I love analogies and visualizations. I think they give us a great way to look at a difficult or complex situation without being as personally tied to it. The step back often gives a new perspective or clarity.
A few days ago a friend posted a story about riding a train. The purpose of the parable was to help those dealing with the death of a loved one, but as I read it I saw more. What a great way to look at life, as a train ride, full of different passengers, train changes, different stations. It really is perfect. It provides a great framework for accepting change, for dealing with relationships and challenges. We are born and we board the train. Then the journey begins.
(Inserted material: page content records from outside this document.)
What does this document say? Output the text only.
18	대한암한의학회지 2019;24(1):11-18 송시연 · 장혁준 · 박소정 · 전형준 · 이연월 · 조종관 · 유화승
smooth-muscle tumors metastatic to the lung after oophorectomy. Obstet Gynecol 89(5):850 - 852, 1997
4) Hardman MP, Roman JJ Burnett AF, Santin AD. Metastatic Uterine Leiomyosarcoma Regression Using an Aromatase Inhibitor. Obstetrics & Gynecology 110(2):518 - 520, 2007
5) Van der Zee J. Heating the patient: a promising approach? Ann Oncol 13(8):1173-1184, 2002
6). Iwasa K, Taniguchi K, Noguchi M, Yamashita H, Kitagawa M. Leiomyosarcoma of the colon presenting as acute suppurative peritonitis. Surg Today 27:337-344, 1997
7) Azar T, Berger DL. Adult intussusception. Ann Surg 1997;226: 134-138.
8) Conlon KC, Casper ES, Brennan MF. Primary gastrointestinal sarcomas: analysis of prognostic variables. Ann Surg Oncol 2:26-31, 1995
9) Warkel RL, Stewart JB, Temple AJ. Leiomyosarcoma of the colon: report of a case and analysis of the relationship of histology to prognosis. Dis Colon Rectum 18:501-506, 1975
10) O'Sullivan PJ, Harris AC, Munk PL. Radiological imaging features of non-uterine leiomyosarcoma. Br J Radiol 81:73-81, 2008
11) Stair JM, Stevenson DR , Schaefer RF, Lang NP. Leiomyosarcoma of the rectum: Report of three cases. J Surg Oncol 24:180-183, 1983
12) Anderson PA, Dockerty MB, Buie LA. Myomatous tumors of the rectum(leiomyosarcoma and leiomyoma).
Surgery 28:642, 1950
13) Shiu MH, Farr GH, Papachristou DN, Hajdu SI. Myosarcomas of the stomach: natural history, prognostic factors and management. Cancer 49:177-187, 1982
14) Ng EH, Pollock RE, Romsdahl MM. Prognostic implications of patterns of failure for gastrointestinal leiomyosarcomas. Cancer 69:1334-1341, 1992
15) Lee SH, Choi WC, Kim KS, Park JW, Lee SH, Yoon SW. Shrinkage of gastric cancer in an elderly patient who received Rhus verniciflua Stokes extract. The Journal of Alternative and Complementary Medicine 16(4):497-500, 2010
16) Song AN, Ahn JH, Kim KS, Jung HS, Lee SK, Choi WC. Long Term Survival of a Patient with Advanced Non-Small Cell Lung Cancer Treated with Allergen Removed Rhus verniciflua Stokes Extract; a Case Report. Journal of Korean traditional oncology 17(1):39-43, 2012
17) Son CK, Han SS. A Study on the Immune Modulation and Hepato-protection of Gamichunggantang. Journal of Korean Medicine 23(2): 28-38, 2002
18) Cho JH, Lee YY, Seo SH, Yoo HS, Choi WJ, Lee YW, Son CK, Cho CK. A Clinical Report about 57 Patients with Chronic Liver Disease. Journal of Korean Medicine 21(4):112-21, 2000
Station changes and connecting trains
As much as we would all love it, life’s journey is never direct. Life is full of plot twists, unexpected re-directions and things out of our control. As humans we are pre-programmed to see these as negatives. We lost a job, we had to move, our favorite restaurant closed. Why? That stinks! I’m sad or frustrated or depressed! What no one ever seems to tell us, as children, is that this is normal and even more importantly, it is healthy and helps us grow and move forward. These are our station changes and connections, they redirect us, they put us on a new path in our journey. Instead of fighting them and putting them off as long as we can, the trick to the trip is to embrace them as the next adventure.
When I was younger I took a train vacation with a friend. We went from Hudson, New York to Miami, Florida. It wasn’t direct. It involved 3 different trains, it involved about 20 station stops. We didn’t stand and cry each time the conductor told us we had to get off, we were excited, we talked about what the new train might have different, about where we’d sit, about what we’d see.
This is now how I try to live my life. When a curve ball is thrown my way I try to come at it with excitement and anticipation. Instead of being frustrated that my plans got changed, I look for what is to come. I hope for where it will take me and what it will bring to my life. I live believing everything for a reason and everything to bring me to this moment I belong in. That is a hard lesson to get it. For me it took a lot of hurt, pain and tears. But I finally embrace the train changes and connections.
Passenger and travel mates
Nothing in harder in life that the end of a treasured relationship. Whether it ends due to a death a breakup or just moving on, saying good-bye is always hard. We often stay longer than we should. We try to make it work long after it has stopped being good. We cry over the loss and we pine for the past. We want more time and more memories.
On a train, people come and go. Some start the journey with us and travel for thousands of miles. Others join just go from one station to the next. We share our part of the ride, make our memories and part with well wishes. Once in a while someone leaves our journey and gets back on at a future station, these are my favorites.
I read a book many years ago, The Celestine Prophecy, that radically changed my view on people and relationships. One of the central tenets of the book is that people cross our paths for a reason. How long they are in our life is related to their purpose and that when people exit our life it is because their mission has been accomplished. For those that keep crossing our path it is because they have not completed their role with us (or us with them). This idea brought me a lot of comfort about the people I have had to part ways with in life, it gave it meaning instead of being only a negative. I see the train analogy in much the same way. People join our travels to fulfill either something we need to learn or experience, or that they do. When that outcome has been met we separate. That may take a day, a year or a lifetime.
Your train ride
As we move into the new year and make resolutions and goals, examine your journey. Are you fighting leaving a train not going where you need to? Should you make a connection and head in a new direction? Are you holding on to sadness over passengers who have changed trains or holding others on your train who need to end their ride with you? Be your own conductor and take control of your train!